Hi all,
I need to intercept WM_WINDOWPOSCHANGING and modify one of its parameters,
specifically I have (depending on a flag set somewhere in my program) to
allow or disallow the change in Z order of any window.
Please note that there's no other way for me, if I just needed one window
to remain on top, it would be easy.. but I instead need that if the user
clicks on a window, this gets the keyboard focus but does not change the
Z orders at all (of course I need to provide this "feature" only in certain
situations, depending on the forementioned flag set by my application).
The most natural way would be to use a system-wide WH_CALLWNDPROC hook,
intercept WM_WINDOWPOSCHANGING, and "or" lParam->flags with SWP_NOZORDER.
Very frustratingly, there's the usual exception to the rule that makes
my life as Win32 programmer always much more complicated than it should
be. Namely, the MSDN docs say:
"The hook procedure can examine the message; it cannot modify it".

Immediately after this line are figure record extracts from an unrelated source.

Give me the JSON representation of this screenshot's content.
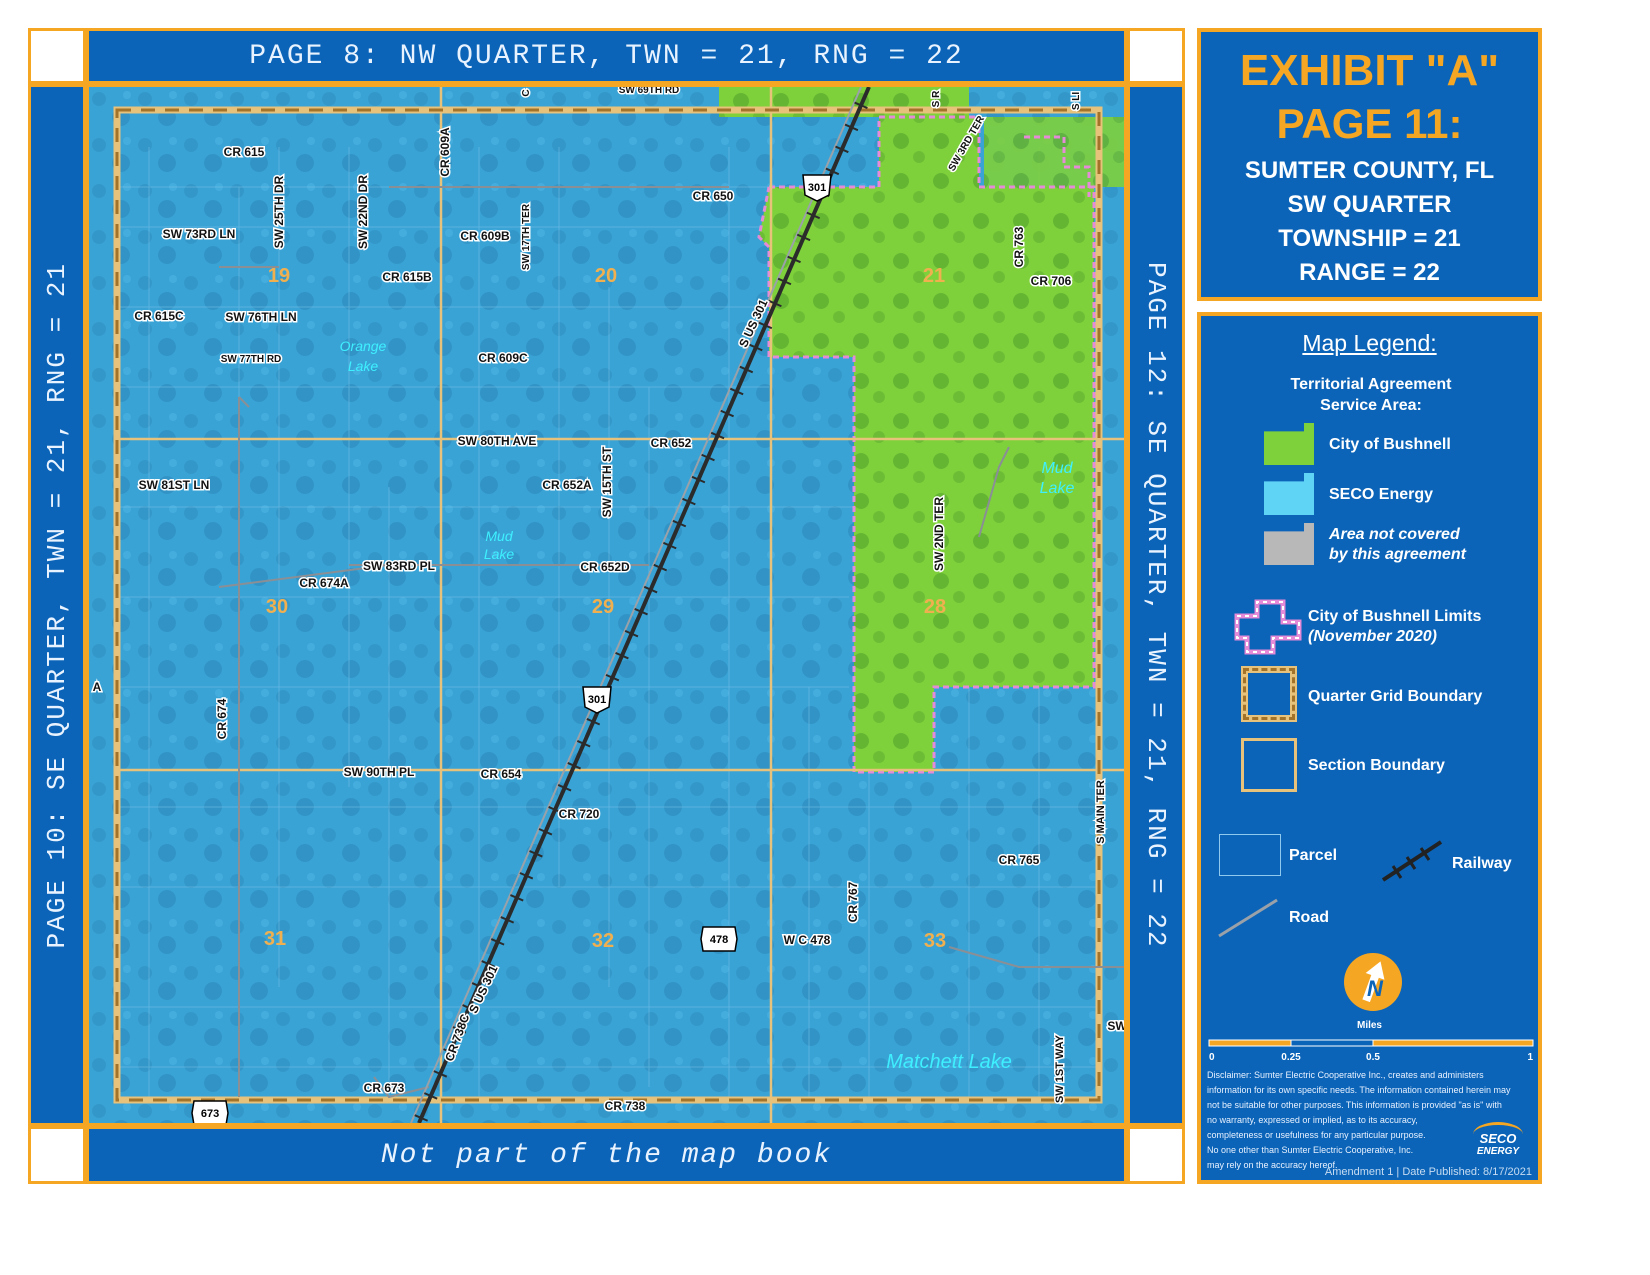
{
  "frame": {
    "top_label": "PAGE 8: NW QUARTER, TWN = 21, RNG = 22",
    "bottom_label": "Not part of the map book",
    "left_label": "PAGE 10: SE QUARTER, TWN = 21, RNG = 21",
    "right_label": "PAGE 12: SE QUARTER, TWN = 21, RNG = 22"
  },
  "exhibit": {
    "title": "EXHIBIT \"A\"",
    "page": "PAGE 11:",
    "county": "SUMTER COUNTY, FL",
    "quarter": "SW QUARTER",
    "township": "TOWNSHIP = 21",
    "range": "RANGE = 22"
  },
  "legend": {
    "heading": "Map Legend:",
    "territorial": "Territorial Agreement Service Area:",
    "bushnell": "City of Bushnell",
    "seco": "SECO Energy",
    "not_covered_1": "Area not covered",
    "not_covered_2": "by this agreement",
    "limits_1": "City of Bushnell Limits",
    "limits_2": "(November 2020)",
    "quarter_grid": "Quarter Grid Boundary",
    "section": "Section Boundary",
    "parcel": "Parcel",
    "railway": "Railway",
    "road": "Road",
    "north": "N",
    "scale_title": "Miles",
    "scale_ticks": [
      "0",
      "0.25",
      "0.5",
      "1"
    ],
    "disclaimer": [
      "Disclaimer: Sumter Electric Cooperative Inc., creates and administers",
      "information for its own specific needs. The information contained herein may",
      "not be suitable for other purposes. This information is provided \"as is\" with",
      "no warranty, expressed or implied, as to its accuracy,",
      "completeness or usefulness for any particular purpose.",
      "No one other than Sumter Electric Cooperative, Inc.",
      "may rely on the accuracy hereof."
    ],
    "logo_1": "SECO",
    "logo_2": "ENERGY",
    "footer": "Amendment 1 | Date Published: 8/17/2021"
  },
  "colors": {
    "seco": "#3aa3d6",
    "bushnell": "#7fd13b",
    "frame": "#0b64b8",
    "accent": "#f5a623"
  },
  "map": {
    "sections": [
      "19",
      "20",
      "21",
      "30",
      "29",
      "28",
      "31",
      "32",
      "33"
    ],
    "roads": {
      "cr615": "CR 615",
      "sw25th": "SW 25TH DR",
      "sw22nd": "SW 22ND DR",
      "cr609a": "CR 609A",
      "cr650": "CR 650",
      "sw73rd": "SW 73RD LN",
      "cr609b": "CR 609B",
      "sw17th": "SW 17TH TER",
      "cr615b": "CR 615B",
      "cr615c": "CR 615C",
      "sw76th": "SW 76TH LN",
      "sw77th": "SW 77TH RD",
      "cr609c": "CR 609C",
      "sw80th": "SW 80TH AVE",
      "cr652": "CR 652",
      "sw81st": "SW 81ST LN",
      "cr652a": "CR 652A",
      "sw15th": "SW 15TH ST",
      "sw83rd": "SW 83RD PL",
      "cr674a": "CR 674A",
      "cr652d": "CR 652D",
      "cr674": "CR 674",
      "sw90th": "SW 90TH PL",
      "cr654": "CR 654",
      "cr720": "CR 720",
      "cr765": "CR 765",
      "cr767": "CR 767",
      "wc478": "W C 478",
      "cr738c": "CR 738C",
      "sus301a": "S US 301",
      "sus301b": "S US 301",
      "cr673": "CR 673",
      "cr738": "CR 738",
      "cr763": "CR 763",
      "cr706": "CR 706",
      "sw2nd": "SW 2ND TER",
      "sw3rd": "SW 3RD TER",
      "smain": "S MAIN TER",
      "sw1st": "SW 1ST WAY",
      "top_clip": "SW 69TH RD",
      "sr": "S R",
      "sli": "S LI",
      "sw": "SW",
      "c": "C",
      "a": "A"
    },
    "shields": {
      "us301a": "301",
      "us301b": "301",
      "sr478": "478",
      "sr673": "673"
    },
    "lakes": {
      "orange_1": "Orange",
      "orange_2": "Lake",
      "mud1_1": "Mud",
      "mud1_2": "Lake",
      "mud2_1": "Mud",
      "mud2_2": "Lake",
      "matchett": "Matchett Lake"
    }
  }
}
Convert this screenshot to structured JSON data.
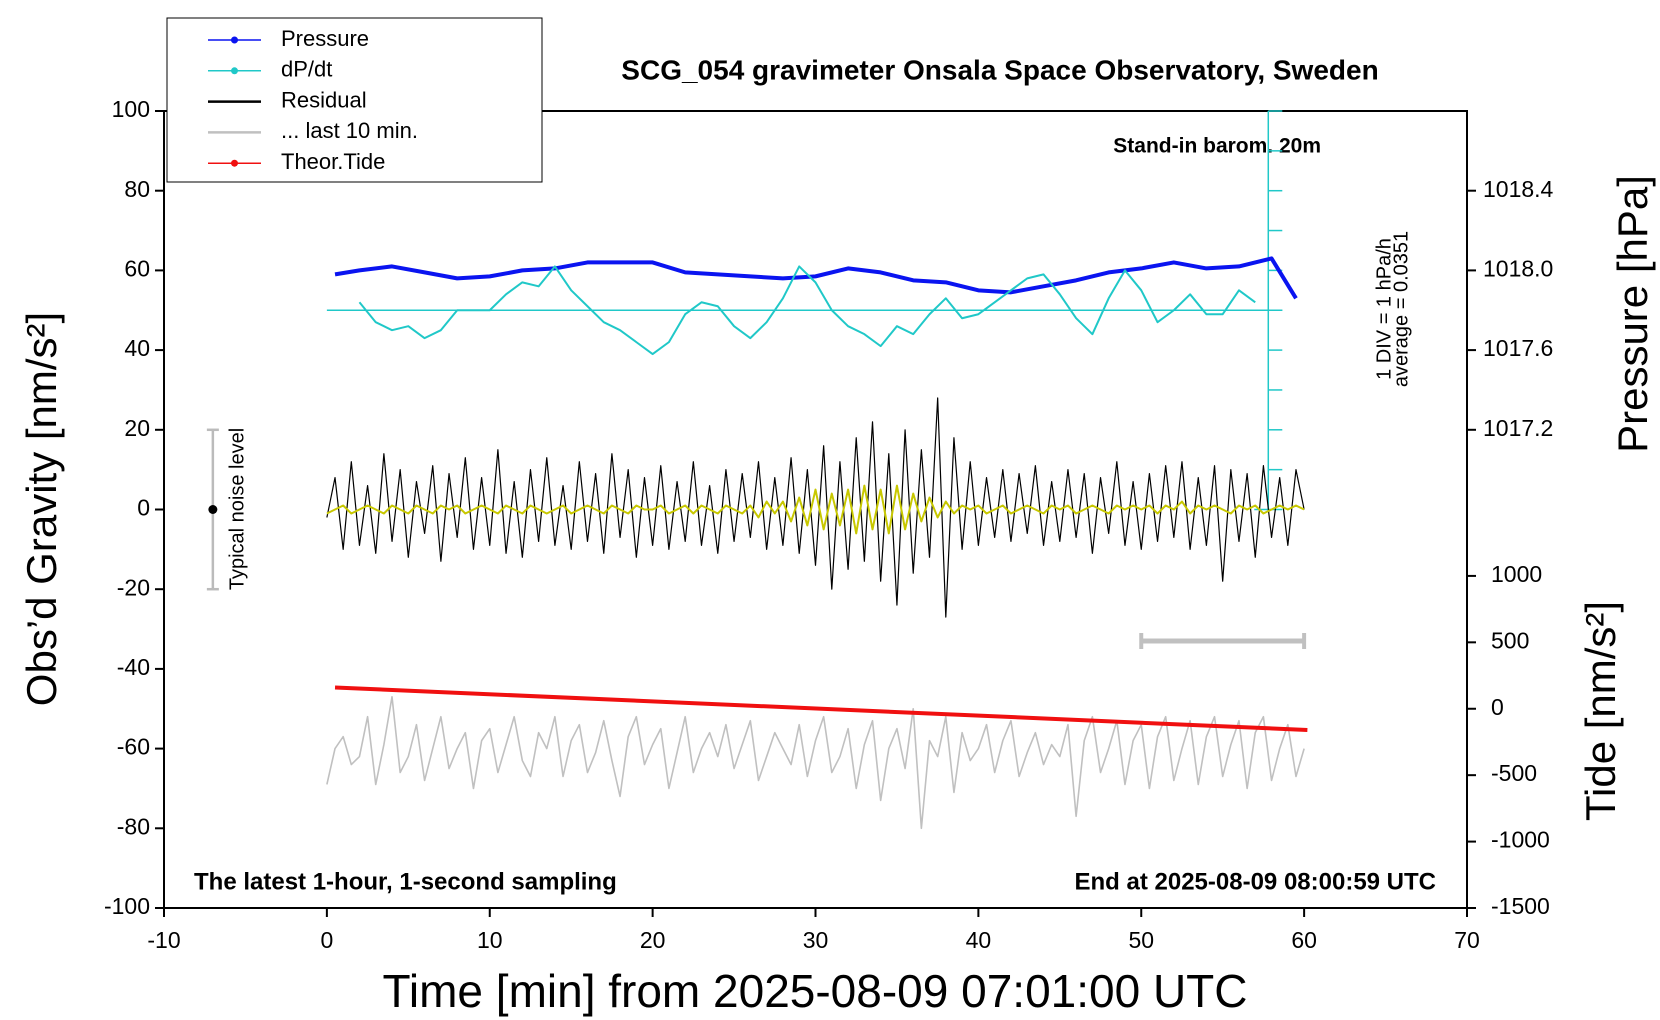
{
  "chart_data": {
    "type": "line",
    "title": "SCG_054 gravimeter Onsala Space Observatory, Sweden",
    "xlabel": "Time [min] from 2025-08-09 07:01:00 UTC",
    "ylabel": "Obs’d Gravity [nm/s²]",
    "y2label": "Pressure [hPa]",
    "y3label": "Tide [nm/s²]",
    "annotations": {
      "barometer": "Stand-in barom. 20m",
      "div": "1 DIV = 1 hPa/h",
      "average": "average = 0.0351",
      "sampling": "The latest 1-hour, 1-second sampling",
      "end": "End at 2025-08-09 08:00:59 UTC"
    },
    "xlim": [
      -10,
      70
    ],
    "xticks": [
      -10,
      0,
      10,
      20,
      30,
      40,
      50,
      60,
      70
    ],
    "ylim": [
      -100,
      100
    ],
    "yticks": [
      -100,
      -80,
      -60,
      -40,
      -20,
      0,
      20,
      40,
      60,
      80,
      100
    ],
    "y2lim": [
      1014.8,
      1018.8
    ],
    "y2ticks": [
      1017.2,
      1017.6,
      {
        "value": 1018,
        "label": "1018.0"
      },
      1018.4
    ],
    "y3lim": [
      -1500,
      4500
    ],
    "y3ticks": [
      -1500,
      -1000,
      -500,
      0,
      500,
      1000
    ],
    "dpdt_lim": [
      -5,
      5
    ],
    "dpdt_ticks": [
      -5,
      -4,
      -3,
      -2,
      -1,
      0,
      1,
      2,
      3,
      4,
      5
    ],
    "x": [
      0,
      0.5,
      1,
      1.5,
      2,
      2.5,
      3,
      3.5,
      4,
      4.5,
      5,
      5.5,
      6,
      6.5,
      7,
      7.5,
      8,
      8.5,
      9,
      9.5,
      10,
      10.5,
      11,
      11.5,
      12,
      12.5,
      13,
      13.5,
      14,
      14.5,
      15,
      15.5,
      16,
      16.5,
      17,
      17.5,
      18,
      18.5,
      19,
      19.5,
      20,
      20.5,
      21,
      21.5,
      22,
      22.5,
      23,
      23.5,
      24,
      24.5,
      25,
      25.5,
      26,
      26.5,
      27,
      27.5,
      28,
      28.5,
      29,
      29.5,
      30,
      30.5,
      31,
      31.5,
      32,
      32.5,
      33,
      33.5,
      34,
      34.5,
      35,
      35.5,
      36,
      36.5,
      37,
      37.5,
      38,
      38.5,
      39,
      39.5,
      40,
      40.5,
      41,
      41.5,
      42,
      42.5,
      43,
      43.5,
      44,
      44.5,
      45,
      45.5,
      46,
      46.5,
      47,
      47.5,
      48,
      48.5,
      49,
      49.5,
      50,
      50.5,
      51,
      51.5,
      52,
      52.5,
      53,
      53.5,
      54,
      54.5,
      55,
      55.5,
      56,
      56.5,
      57,
      57.5,
      58,
      58.5,
      59,
      59.5,
      60
    ],
    "series": [
      {
        "name": "Pressure",
        "color": "#0a14f0",
        "axis": "y2",
        "marker": true,
        "width": 4,
        "x": [
          0.5,
          2,
          4,
          6,
          8,
          10,
          12,
          14,
          16,
          18,
          20,
          22,
          24,
          26,
          28,
          30,
          32,
          34,
          36,
          38,
          40,
          42,
          44,
          46,
          48,
          50,
          52,
          54,
          56,
          58,
          59.5
        ],
        "values": [
          1017.98,
          1018.0,
          1018.02,
          1017.99,
          1017.96,
          1017.97,
          1018.0,
          1018.01,
          1018.04,
          1018.04,
          1018.04,
          1017.99,
          1017.98,
          1017.97,
          1017.96,
          1017.97,
          1018.01,
          1017.99,
          1017.95,
          1017.94,
          1017.9,
          1017.89,
          1017.92,
          1017.95,
          1017.99,
          1018.01,
          1018.04,
          1018.01,
          1018.02,
          1018.06,
          1017.86
        ]
      },
      {
        "name": "dP/dt",
        "color": "#20c8c8",
        "axis": "dpdt",
        "marker": true,
        "width": 2,
        "x": [
          2,
          3,
          4,
          5,
          6,
          7,
          8,
          9,
          10,
          11,
          12,
          13,
          14,
          15,
          16,
          17,
          18,
          19,
          20,
          21,
          22,
          23,
          24,
          25,
          26,
          27,
          28,
          29,
          30,
          31,
          32,
          33,
          34,
          35,
          36,
          37,
          38,
          39,
          40,
          41,
          42,
          43,
          44,
          45,
          46,
          47,
          48,
          49,
          50,
          51,
          52,
          53,
          54,
          55,
          56,
          57
        ],
        "values": [
          0.2,
          -0.3,
          -0.5,
          -0.4,
          -0.7,
          -0.5,
          0,
          0,
          0,
          0.4,
          0.7,
          0.6,
          1.1,
          0.5,
          0.1,
          -0.3,
          -0.5,
          -0.8,
          -1.1,
          -0.8,
          -0.1,
          0.2,
          0.1,
          -0.4,
          -0.7,
          -0.3,
          0.3,
          1.1,
          0.7,
          0,
          -0.4,
          -0.6,
          -0.9,
          -0.4,
          -0.6,
          -0.1,
          0.3,
          -0.2,
          -0.1,
          0.2,
          0.5,
          0.8,
          0.9,
          0.4,
          -0.2,
          -0.6,
          0.3,
          1.0,
          0.5,
          -0.3,
          0,
          0.4,
          -0.1,
          -0.1,
          0.5,
          0.2
        ]
      },
      {
        "name": "Residual",
        "color": "#000000",
        "axis": "y",
        "marker": false,
        "width": 1.2,
        "values": [
          -2,
          8,
          -10,
          12,
          -9,
          6,
          -11,
          14,
          -8,
          10,
          -12,
          7,
          -6,
          11,
          -13,
          9,
          -7,
          13,
          -10,
          8,
          -9,
          15,
          -11,
          7,
          -12,
          10,
          -8,
          13,
          -9,
          6,
          -10,
          12,
          -8,
          9,
          -11,
          14,
          -7,
          10,
          -12,
          8,
          -9,
          11,
          -10,
          7,
          -8,
          12,
          -9,
          6,
          -11,
          10,
          -8,
          9,
          -7,
          12,
          -10,
          8,
          -9,
          13,
          -11,
          10,
          -14,
          16,
          -20,
          12,
          -15,
          18,
          -13,
          22,
          -18,
          14,
          -24,
          20,
          -16,
          15,
          -12,
          28,
          -27,
          18,
          -10,
          12,
          -9,
          8,
          -7,
          10,
          -8,
          9,
          -6,
          11,
          -9,
          7,
          -8,
          10,
          -7,
          9,
          -11,
          8,
          -6,
          12,
          -9,
          7,
          -10,
          9,
          -8,
          11,
          -7,
          12,
          -10,
          8,
          -9,
          11,
          -18,
          10,
          -8,
          9,
          -12,
          11,
          -7,
          8,
          -9,
          10,
          0
        ]
      },
      {
        "name": "... last 10 min.",
        "color": "#c0c0c0",
        "axis": "y",
        "marker": false,
        "width": 1.6,
        "values": [
          -69,
          -60,
          -57,
          -64,
          -62,
          -52,
          -69,
          -59,
          -47,
          -66,
          -62,
          -54,
          -68,
          -60,
          -52,
          -65,
          -60,
          -56,
          -70,
          -58,
          -55,
          -66,
          -59,
          -52,
          -63,
          -67,
          -56,
          -60,
          -52,
          -67,
          -58,
          -54,
          -66,
          -61,
          -53,
          -63,
          -72,
          -57,
          -52,
          -64,
          -59,
          -55,
          -70,
          -61,
          -52,
          -66,
          -60,
          -56,
          -62,
          -54,
          -65,
          -59,
          -53,
          -68,
          -62,
          -56,
          -60,
          -64,
          -54,
          -67,
          -58,
          -52,
          -66,
          -62,
          -55,
          -70,
          -59,
          -53,
          -73,
          -60,
          -55,
          -65,
          -50,
          -80,
          -58,
          -62,
          -52,
          -71,
          -56,
          -63,
          -60,
          -54,
          -66,
          -58,
          -53,
          -67,
          -61,
          -56,
          -64,
          -59,
          -62,
          -54,
          -77,
          -58,
          -52,
          -66,
          -60,
          -53,
          -69,
          -58,
          -54,
          -70,
          -57,
          -52,
          -68,
          -60,
          -53,
          -69,
          -57,
          -52,
          -67,
          -59,
          -53,
          -70,
          -56,
          -52,
          -68,
          -60,
          -54,
          -67,
          -60
        ]
      },
      {
        "name": "Theor.Tide",
        "color": "#f01010",
        "axis": "y3",
        "marker": true,
        "width": 4,
        "x": [
          0.5,
          60.2
        ],
        "values": [
          160,
          -160
        ]
      }
    ],
    "filtered": {
      "color": "#c8c800",
      "width": 2,
      "values": [
        -1,
        0,
        1,
        -1,
        0,
        1,
        0,
        -1,
        1,
        0,
        -1,
        1,
        0,
        -1,
        1,
        0,
        1,
        -1,
        0,
        1,
        0,
        -1,
        1,
        0,
        -1,
        1,
        0,
        -1,
        0,
        1,
        -1,
        0,
        1,
        0,
        -1,
        1,
        0,
        -1,
        1,
        0,
        0,
        1,
        -1,
        0,
        1,
        -1,
        1,
        0,
        -1,
        1,
        0,
        -1,
        1,
        -2,
        2,
        -1,
        2,
        -3,
        3,
        -4,
        5,
        -5,
        4,
        -4,
        5,
        -6,
        6,
        -5,
        5,
        -6,
        6,
        -5,
        4,
        -3,
        3,
        -2,
        2,
        -1,
        1,
        0,
        1,
        -1,
        0,
        1,
        -1,
        0,
        1,
        0,
        -1,
        1,
        0,
        1,
        -1,
        0,
        1,
        0,
        -1,
        1,
        0,
        1,
        0,
        1,
        -1,
        1,
        0,
        2,
        -1,
        1,
        0,
        1,
        0,
        -1,
        1,
        0,
        1,
        -1,
        0,
        1,
        0,
        1,
        0
      ]
    },
    "noise_level": {
      "x": -7,
      "value": 0,
      "error": 20,
      "label": "Typical noise level"
    },
    "last10_bar": {
      "x": [
        50,
        60
      ],
      "y": -33
    }
  }
}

This is a specific limitation placed by Microsoft on WH_CALLWNDPROC.
So a WH_CALLWNDPROC hook is totally useless for me. :/
I could use a WH_GETMESSAGE hook instead .. but some messages, namely
the one that I need to intercept/modify, do not pass through GetMessage,
but is sent directly to the target window proc. 
Would a WH_CBT hook solve my problem? I don't think so, since I could
not see anything Z order related in the list of HCBT_* we can specify,
but I sure hope to be wrong!
So, what are my last options?
# find/intercept all WndProc procedures in the system, and hook them
with my code? [looks overkill]
# place a global/kernel API hook at SendMessageA and SendMessageW?
but both would work only if the user has administrator privileges,
right?
( I want 9x/and NT/2000/XP compatibility. I could give up
95 and NT.. but not 98,ME,2000 and XP.
Please help.. I need some clever hints.